CC'ing Brandon (WebXR expert), Chris (colorspace expert), Vasiliy (Android graphics and SharedImage expert), Peng (Android graphics expert)Hi Rik,This behavior likely depends on a few variables:- How exactly the textures are being allocated (e.g. are they AHardwareBuffers wrapped into OpenGL textures?)
- How exactly the resulting texture is being put on screen (e.g. is that texture being displayed via OpenGL or is the AHardwareBuffer being scanned out directly?)
- Whether Vulkan is being used by the browser for compositing (although I suspect this won't affect the handling of these OpenXR-provided textures)
I don't know definitive answers to any of these, but hope that the CC'd experts can help answer them and your questions.Note: I don't see any real references to GL_FRAMEBUFFER_SRGB_EXT in Chromium:
All of the references are in autogenerated code, or third-party libraries like Mesa which aren't actually used in Chromium's graphics stack. I don't think any of Chromium's internal code, including Skia, is enabling or disabling this capability bit.One more wrinkle: we are working on moving Chromium on Android to be hosted on top of ANGLE, and that will soon introduce another interposition layer. However, this one will also confer some significant advantages, like being able to transparently re-host the WebGL implementation on top of ANGLE's Vulkan backend.
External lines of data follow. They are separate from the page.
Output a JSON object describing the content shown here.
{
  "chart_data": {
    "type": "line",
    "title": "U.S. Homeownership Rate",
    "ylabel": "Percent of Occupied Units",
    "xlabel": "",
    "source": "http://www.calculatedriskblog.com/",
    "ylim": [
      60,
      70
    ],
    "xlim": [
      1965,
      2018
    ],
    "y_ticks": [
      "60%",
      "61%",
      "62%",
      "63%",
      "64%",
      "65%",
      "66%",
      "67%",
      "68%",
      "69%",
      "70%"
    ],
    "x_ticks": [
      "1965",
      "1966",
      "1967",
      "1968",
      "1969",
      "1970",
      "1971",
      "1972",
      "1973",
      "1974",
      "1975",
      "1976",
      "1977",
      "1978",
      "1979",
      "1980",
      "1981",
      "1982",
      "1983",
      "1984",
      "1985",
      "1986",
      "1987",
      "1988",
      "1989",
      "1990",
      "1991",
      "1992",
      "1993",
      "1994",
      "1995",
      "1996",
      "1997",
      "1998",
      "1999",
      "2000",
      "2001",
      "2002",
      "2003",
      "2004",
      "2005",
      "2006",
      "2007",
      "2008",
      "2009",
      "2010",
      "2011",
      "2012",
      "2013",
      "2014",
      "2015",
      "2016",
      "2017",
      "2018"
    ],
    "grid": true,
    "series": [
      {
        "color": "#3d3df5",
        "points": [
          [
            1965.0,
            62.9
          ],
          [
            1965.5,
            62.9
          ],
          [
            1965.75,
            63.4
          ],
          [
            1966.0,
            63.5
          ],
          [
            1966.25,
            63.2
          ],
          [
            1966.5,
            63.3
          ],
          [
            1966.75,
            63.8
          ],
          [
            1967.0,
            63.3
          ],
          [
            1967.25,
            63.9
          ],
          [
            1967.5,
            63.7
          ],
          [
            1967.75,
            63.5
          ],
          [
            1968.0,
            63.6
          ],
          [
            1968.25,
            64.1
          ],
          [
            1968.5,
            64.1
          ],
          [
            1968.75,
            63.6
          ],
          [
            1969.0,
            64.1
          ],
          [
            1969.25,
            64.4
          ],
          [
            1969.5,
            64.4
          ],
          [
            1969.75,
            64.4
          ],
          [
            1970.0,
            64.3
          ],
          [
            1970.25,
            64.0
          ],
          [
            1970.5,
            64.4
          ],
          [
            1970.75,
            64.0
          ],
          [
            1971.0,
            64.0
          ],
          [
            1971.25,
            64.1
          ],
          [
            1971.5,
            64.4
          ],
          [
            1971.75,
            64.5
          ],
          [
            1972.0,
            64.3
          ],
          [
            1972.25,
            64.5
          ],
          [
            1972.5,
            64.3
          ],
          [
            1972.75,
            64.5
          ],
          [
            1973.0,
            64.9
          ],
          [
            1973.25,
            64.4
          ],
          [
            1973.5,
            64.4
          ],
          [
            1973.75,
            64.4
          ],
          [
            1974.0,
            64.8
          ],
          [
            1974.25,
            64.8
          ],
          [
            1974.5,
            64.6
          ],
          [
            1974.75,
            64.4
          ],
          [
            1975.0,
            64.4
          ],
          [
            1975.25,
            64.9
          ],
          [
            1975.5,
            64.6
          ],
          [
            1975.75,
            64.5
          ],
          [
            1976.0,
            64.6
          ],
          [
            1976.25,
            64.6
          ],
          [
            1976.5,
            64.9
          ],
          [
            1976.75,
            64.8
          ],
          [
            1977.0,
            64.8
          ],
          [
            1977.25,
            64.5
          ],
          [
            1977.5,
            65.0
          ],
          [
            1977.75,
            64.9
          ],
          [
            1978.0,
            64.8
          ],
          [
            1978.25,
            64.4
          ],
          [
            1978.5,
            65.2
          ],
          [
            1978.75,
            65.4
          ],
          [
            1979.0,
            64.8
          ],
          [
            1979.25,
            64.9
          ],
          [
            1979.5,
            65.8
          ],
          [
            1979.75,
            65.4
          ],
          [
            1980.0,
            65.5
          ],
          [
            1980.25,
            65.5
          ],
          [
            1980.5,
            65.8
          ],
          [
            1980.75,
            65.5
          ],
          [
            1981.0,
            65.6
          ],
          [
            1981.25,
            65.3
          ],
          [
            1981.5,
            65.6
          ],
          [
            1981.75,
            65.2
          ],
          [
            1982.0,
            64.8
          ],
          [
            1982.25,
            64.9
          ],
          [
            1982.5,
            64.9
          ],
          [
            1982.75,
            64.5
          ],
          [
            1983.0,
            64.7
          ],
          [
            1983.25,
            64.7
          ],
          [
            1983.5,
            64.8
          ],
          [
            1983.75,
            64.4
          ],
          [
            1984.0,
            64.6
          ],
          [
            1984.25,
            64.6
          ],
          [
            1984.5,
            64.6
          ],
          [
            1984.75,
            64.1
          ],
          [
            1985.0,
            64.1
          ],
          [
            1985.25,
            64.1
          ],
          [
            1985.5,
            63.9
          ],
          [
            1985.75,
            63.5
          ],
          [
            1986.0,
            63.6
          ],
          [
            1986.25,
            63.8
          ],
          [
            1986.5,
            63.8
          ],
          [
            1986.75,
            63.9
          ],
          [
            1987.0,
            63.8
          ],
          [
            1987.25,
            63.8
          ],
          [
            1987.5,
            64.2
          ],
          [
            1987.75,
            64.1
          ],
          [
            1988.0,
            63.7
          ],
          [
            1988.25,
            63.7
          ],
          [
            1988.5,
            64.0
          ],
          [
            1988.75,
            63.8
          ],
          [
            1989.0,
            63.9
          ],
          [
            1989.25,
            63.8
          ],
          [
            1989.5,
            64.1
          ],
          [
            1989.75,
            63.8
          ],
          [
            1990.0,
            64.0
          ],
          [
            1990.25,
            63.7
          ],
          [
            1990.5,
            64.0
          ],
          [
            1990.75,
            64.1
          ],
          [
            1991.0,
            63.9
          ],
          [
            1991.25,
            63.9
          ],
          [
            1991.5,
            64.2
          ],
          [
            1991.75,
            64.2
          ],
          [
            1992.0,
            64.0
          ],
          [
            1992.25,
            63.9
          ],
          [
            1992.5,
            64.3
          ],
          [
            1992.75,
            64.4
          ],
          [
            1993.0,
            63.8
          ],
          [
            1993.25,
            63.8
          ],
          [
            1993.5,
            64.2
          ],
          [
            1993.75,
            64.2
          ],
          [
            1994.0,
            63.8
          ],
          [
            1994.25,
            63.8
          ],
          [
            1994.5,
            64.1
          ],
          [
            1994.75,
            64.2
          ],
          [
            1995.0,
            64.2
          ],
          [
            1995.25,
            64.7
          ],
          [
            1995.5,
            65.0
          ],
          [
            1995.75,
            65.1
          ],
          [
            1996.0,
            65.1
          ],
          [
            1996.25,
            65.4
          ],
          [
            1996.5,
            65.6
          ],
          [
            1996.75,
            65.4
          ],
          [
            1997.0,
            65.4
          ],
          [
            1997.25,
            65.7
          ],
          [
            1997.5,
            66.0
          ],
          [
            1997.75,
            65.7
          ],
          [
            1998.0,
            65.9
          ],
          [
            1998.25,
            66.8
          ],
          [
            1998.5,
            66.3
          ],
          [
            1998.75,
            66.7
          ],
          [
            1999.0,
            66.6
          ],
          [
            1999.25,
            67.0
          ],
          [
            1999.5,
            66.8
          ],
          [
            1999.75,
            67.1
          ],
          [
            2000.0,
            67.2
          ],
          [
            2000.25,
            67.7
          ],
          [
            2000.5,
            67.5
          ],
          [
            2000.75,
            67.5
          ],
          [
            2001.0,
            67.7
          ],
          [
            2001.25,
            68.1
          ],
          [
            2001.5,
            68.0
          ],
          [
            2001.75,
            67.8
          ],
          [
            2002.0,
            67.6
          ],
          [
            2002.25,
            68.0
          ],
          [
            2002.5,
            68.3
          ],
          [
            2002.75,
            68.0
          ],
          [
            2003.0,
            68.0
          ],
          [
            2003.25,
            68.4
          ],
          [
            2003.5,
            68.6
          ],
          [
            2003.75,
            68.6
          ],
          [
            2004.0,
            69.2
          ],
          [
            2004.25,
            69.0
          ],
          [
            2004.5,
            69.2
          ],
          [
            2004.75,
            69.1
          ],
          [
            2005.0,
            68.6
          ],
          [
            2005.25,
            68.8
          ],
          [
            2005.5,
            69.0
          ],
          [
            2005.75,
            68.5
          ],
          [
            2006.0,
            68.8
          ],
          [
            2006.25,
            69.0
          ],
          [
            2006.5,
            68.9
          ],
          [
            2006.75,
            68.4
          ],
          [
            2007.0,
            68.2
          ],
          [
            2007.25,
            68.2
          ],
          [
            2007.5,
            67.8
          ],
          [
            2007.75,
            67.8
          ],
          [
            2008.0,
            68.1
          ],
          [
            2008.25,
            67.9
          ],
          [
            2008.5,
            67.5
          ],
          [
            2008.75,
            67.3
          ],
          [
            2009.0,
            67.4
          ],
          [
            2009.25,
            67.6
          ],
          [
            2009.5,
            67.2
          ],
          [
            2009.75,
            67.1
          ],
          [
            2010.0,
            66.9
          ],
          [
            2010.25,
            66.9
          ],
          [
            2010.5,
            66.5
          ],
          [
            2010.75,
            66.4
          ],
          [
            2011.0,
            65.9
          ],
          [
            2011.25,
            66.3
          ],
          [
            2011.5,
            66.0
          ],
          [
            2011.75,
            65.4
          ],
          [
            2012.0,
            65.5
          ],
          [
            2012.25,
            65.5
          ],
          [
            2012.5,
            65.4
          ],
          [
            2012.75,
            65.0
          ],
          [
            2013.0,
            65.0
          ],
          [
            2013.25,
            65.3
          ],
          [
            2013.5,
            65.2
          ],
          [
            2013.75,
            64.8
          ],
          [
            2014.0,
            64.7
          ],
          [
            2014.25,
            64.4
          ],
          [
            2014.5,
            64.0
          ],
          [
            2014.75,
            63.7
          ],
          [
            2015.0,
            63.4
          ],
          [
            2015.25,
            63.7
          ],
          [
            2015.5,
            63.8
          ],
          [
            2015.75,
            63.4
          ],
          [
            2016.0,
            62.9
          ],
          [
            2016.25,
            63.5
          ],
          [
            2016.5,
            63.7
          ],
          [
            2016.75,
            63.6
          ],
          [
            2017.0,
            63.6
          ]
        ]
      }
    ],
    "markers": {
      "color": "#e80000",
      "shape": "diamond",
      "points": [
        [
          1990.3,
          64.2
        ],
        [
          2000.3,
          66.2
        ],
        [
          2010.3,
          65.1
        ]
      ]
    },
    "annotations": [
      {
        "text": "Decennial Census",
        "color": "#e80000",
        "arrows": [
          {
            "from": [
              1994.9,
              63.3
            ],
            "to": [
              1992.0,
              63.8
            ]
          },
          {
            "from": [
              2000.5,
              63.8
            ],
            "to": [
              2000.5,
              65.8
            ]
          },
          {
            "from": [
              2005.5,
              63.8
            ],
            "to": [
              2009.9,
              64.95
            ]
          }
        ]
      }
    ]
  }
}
Thanks for the reply Ken!On Thu, Mar 17, 2022 at 6:25 PM Ken Russell <k...@chromium.org> wrote:CC'ing Brandon (WebXR expert), Chris (colorspace expert), Vasiliy (Android graphics and SharedImage expert), Peng (Android graphics expert)Hi Rik,This behavior likely depends on a few variables:- How exactly the textures are being allocated (e.g. are they AHardwareBuffers wrapped into OpenGL textures?)They are regular texture that come from a swapchain (= they were allocated in the system compositor and transferred to the browser)- How exactly the resulting texture is being put on screen (e.g. is that texture being displayed via OpenGL or is the AHardwareBuffer being scanned out directly?)When the texture is released at the end of the Raf call, it is picked up by the system compositor which display it on the headset (after doing things like timewarp and color correction)- Whether Vulkan is being used by the browser for compositing (although I suspect this won't affect the handling of these OpenXR-provided textures)No. The browser does use that texture to draw to screen.
Thanks for the reply Ken!On Thu, Mar 17, 2022 at 6:25 PM Ken Russell <k...@chromium.org> wrote:CC'ing Brandon (WebXR expert), Chris (colorspace expert), Vasiliy (Android graphics and SharedImage expert), Peng (Android graphics expert)Hi Rik,This behavior likely depends on a few variables:- How exactly the textures are being allocated (e.g. are they AHardwareBuffers wrapped into OpenGL textures?)They are regular texture that come from a swapchain (= they were allocated in the system compositor and transferred to the browser)
- How exactly the resulting texture is being put on screen (e.g. is that texture being displayed via OpenGL or is the AHardwareBuffer being scanned out directly?)When the texture is released at the end of the Raf call, it is picked up by the system compositor which display it on the headset (after doing things like timewarp and color correction)- Whether Vulkan is being used by the browser for compositing (although I suspect this won't affect the handling of these OpenXR-provided textures)
No. The browser does not use that texture to draw to screen.
I don't know definitive answers to any of these, but hope that the CC'd experts can help answer them and your questions.Note: I don't see any real references to GL_FRAMEBUFFER_SRGB_EXT in Chromium:True. I saw that there were checks for EXT_framebuffer_sRGB which is the extension that enables this flag.All of the references are in autogenerated code, or third-party libraries like Mesa which aren't actually used in Chromium's graphics stack. I don't think any of Chromium's internal code, including Skia, is enabling or disabling this capability bit.One more wrinkle: we are working on moving Chromium on Android to be hosted on top of ANGLE, and that will soon introduce another interposition layer. However, this one will also confer some significant advantages, like being able to transparently re-host the WebGL implementation on top of ANGLE's Vulkan backend.That would be very cool! I assume ANGLE doesn't support this flag so we'd have to add it.
FWIW I really don't like this change that OpenXR is pushing on us and I'm trying to make our compositor consume RGBA textures as if they were sRGBA like before.
It seems that other implementations would run into the same issue. Maybe they didn't notice that the color on screen and the headset are different?
Unfortunately I don't know much about how WebXR really works, but what part of chrome draws to those textures? From chrome/gpu perspective, the display compositor should be able to draw to any (reasonable) color space requested.